NCPA - National Center for Policy Analysis

Bringin' Home the Bacon

April 8, 2004

Congressional Pork is expensive. This year some 630 projects, totaling $3.1 billion, will contribute to our $521 billion deficit and $7.1 trillion national debt. The most egregious and blatant examples are outlined in the Congressional Pig Book, published by Citizens Against Government Waste, which reveals that Congress porked out at record levels.

The total number of pork projects hidden in the 13 appropriations bills, seven of which were lumped together into one omnibus spending bill and passed in January, is a record 10,656, 13 percent over last year's eye-popping total of 9,362. It is an increase of 384 percent over six years. Total pork-spending also increased to a record $22.9 billion, 1.6 percent higher than last year's historic high of $22.5 billion.

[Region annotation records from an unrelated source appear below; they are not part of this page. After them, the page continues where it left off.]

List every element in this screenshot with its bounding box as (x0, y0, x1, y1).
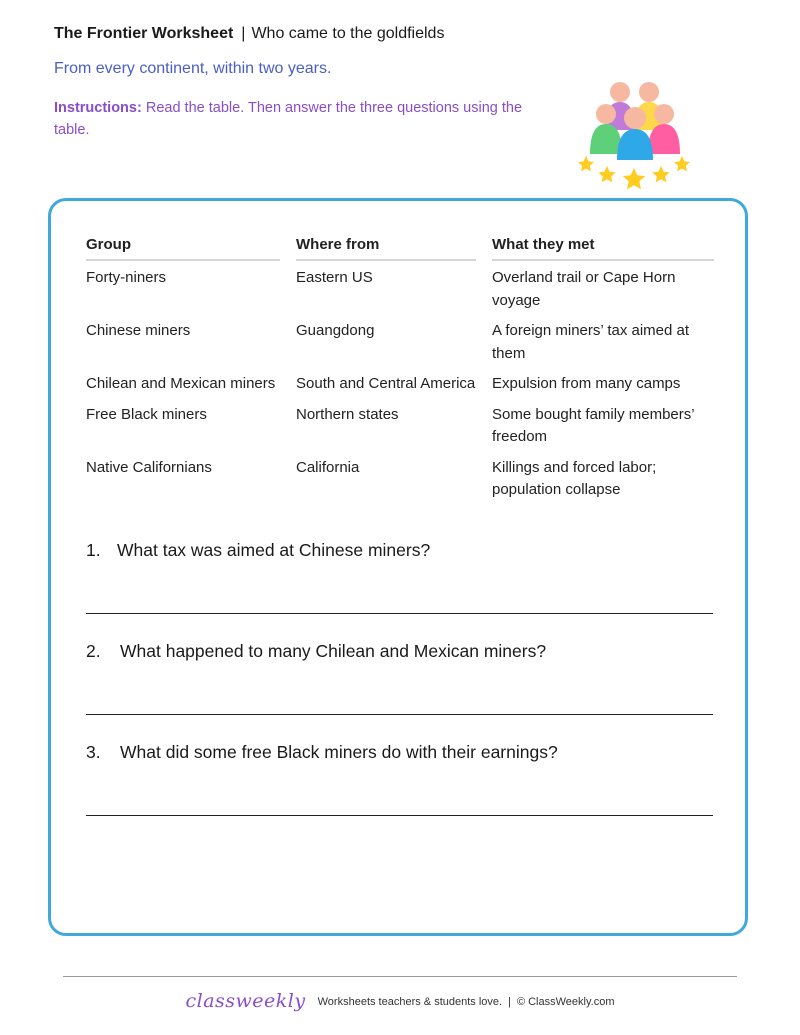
table-row (86, 404, 714, 457)
worksheet-header (54, 25, 444, 43)
question-number: 1. (86, 540, 101, 560)
table-cell: Native Californians (86, 458, 212, 476)
table-cell: Chilean and Mexican miners (86, 375, 276, 392)
table-cell: Northern states (296, 405, 399, 423)
star-icon (623, 168, 645, 189)
table-cell: Free Black miners (86, 405, 207, 423)
person-body (617, 129, 653, 160)
instructions (54, 97, 544, 141)
table-header-row (86, 232, 714, 261)
question-3 (86, 742, 558, 763)
column-header: Group (86, 232, 280, 261)
instructions-text: Read the table. Then answer the three questions using the table. (54, 100, 523, 138)
table-row (86, 373, 714, 404)
table-cell: Chinese miners (86, 322, 191, 339)
header-separator: | (241, 25, 246, 42)
question-2 (86, 641, 546, 662)
table-cell: A foreign miners’ tax aimed at them (492, 322, 690, 362)
star-icon (578, 156, 594, 171)
table-cell: South and Central America (296, 375, 476, 392)
footer-separator: | (508, 996, 511, 1008)
question-1 (86, 540, 430, 561)
person-head (639, 82, 659, 102)
question-number: 3. (86, 742, 101, 762)
table-row (86, 457, 714, 510)
footer-tagline: Worksheets teachers & students love. (317, 996, 503, 1008)
person-head (654, 104, 674, 124)
question-number: 2. (86, 641, 101, 661)
footer-divider (63, 976, 737, 977)
table-cell: Eastern US (296, 269, 373, 286)
worksheet-subtitle: From every continent, within two years. (54, 60, 332, 77)
table-cell: Killings and forced labor; population collapse (492, 458, 657, 498)
table-cell: Overland trail or Cape Horn voyage (492, 269, 676, 309)
question-text: What did some free Black miners do with their earnings? (120, 742, 558, 762)
page-footer (0, 990, 800, 1012)
footer-copyright: © ClassWeekly.com (516, 996, 615, 1008)
star-icon (674, 156, 690, 171)
table-row (86, 320, 714, 373)
column-header: What they met (492, 232, 714, 261)
answer-line-2[interactable] (86, 714, 713, 715)
person-head (610, 82, 630, 102)
group-of-people-with-stars-icon (572, 78, 696, 198)
question-text: What happened to many Chilean and Mexican miners? (120, 641, 547, 661)
table-cell: Guangdong (296, 322, 375, 339)
answer-line-3[interactable] (86, 815, 713, 816)
column-header: Where from (296, 232, 476, 261)
classweekly-logo: classweekly (185, 990, 306, 1012)
person-head (624, 107, 646, 129)
question-text: What tax was aimed at Chinese miners? (117, 540, 431, 560)
star-icon (652, 166, 669, 182)
table-cell: Some bought family members’ freedom (492, 405, 695, 445)
table-cell: California (296, 458, 360, 476)
answer-line-1[interactable] (86, 613, 713, 614)
person-head (596, 104, 616, 124)
table-cell: Expulsion from many camps (492, 375, 681, 392)
instructions-lead: Instructions: (54, 100, 142, 116)
worksheet-brand: The Frontier Worksheet (54, 25, 234, 42)
table-cell: Forty-niners (86, 269, 167, 286)
goldfields-table (86, 232, 714, 510)
table-row (86, 261, 714, 320)
star-icon (598, 166, 615, 182)
worksheet-topic: Who came to the goldfields (251, 25, 445, 42)
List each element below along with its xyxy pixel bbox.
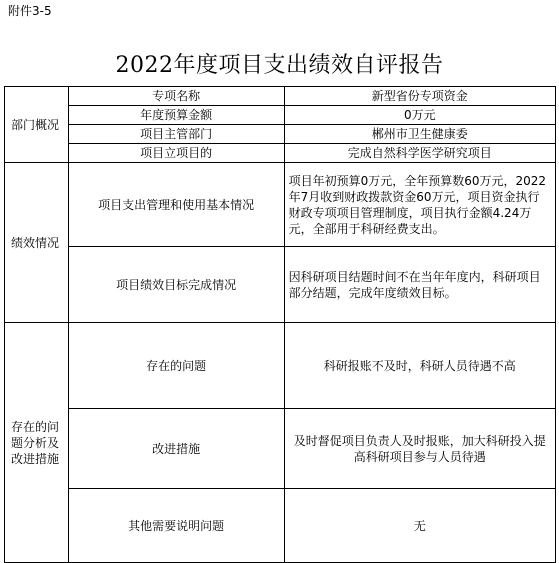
row-value: 郴州市卫生健康委 — [284, 125, 555, 144]
section-performance: 绩效情况 — [5, 163, 69, 323]
row-value: 因科研项目结题时间不在当年年度内，科研项目部分结题，完成年度绩效目标。 — [284, 247, 555, 323]
row-label: 专项名称 — [68, 87, 284, 106]
row-label: 项目支出管理和使用基本情况 — [68, 163, 284, 247]
row-label: 改进措施 — [68, 409, 284, 489]
row-value: 无 — [284, 489, 555, 563]
attachment-label: 附件3-5 — [8, 4, 52, 18]
row-label: 其他需要说明问题 — [68, 489, 284, 563]
row-label: 存在的问题 — [68, 323, 284, 409]
section-issues: 存在的问题分析及改进措施 — [5, 323, 69, 563]
report-table — [4, 86, 556, 563]
row-value: 项目年初预算0万元，全年预算数60万元，2022年7月收到财政拨款资金60万元，项目资金执行财政专项项目管理制度，项目执行金额4.24万元，全部用于科研经费支出。 — [284, 163, 555, 247]
row-label: 项目主管部门 — [68, 125, 284, 144]
row-label: 年度预算金额 — [68, 106, 284, 125]
row-label: 项目立项目的 — [68, 144, 284, 163]
report-title: 2022年度项目支出绩效自评报告 — [115, 53, 444, 78]
row-value: 新型省份专项资金 — [284, 87, 555, 106]
row-value: 科研报账不及时，科研人员待遇不高 — [284, 323, 555, 409]
row-label: 项目绩效目标完成情况 — [68, 247, 284, 323]
row-value: 0万元 — [284, 106, 555, 125]
row-value: 及时督促项目负责人及时报账，加大科研投入提高科研项目参与人员待遇 — [284, 409, 555, 489]
row-value: 完成自然科学医学研究项目 — [284, 144, 555, 163]
section-dept-overview: 部门概况 — [5, 87, 69, 163]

Examples from this year's Pig Book:

  • $50 million for an indoor rainforest project in Coralville, Iowa.
  • $18.5 million for the International Fund for Ireland.
  • $15 million for dairy development programs overseas under the U.S. Agency of Intentional Development.
  • $6.1 million for wood utilization research in 11 states.

The states or districts that led the nation with the most pork projects were:

  • Alaska with $808 per capita ($524 million), or 26 times the national pork average of $31.
  • The runners up were Hawaii with $393 per capita ($494 million) and the District of Columbia with $321 per capita ($181 million).

Unless Congress enacts serious and meaningful budget reform, there could be another record level of pork in fiscal 2005. Tax dollars should be focused on protecting the nation, instead of being used to protect the incumbency of members of Congress, according to the Pig Book.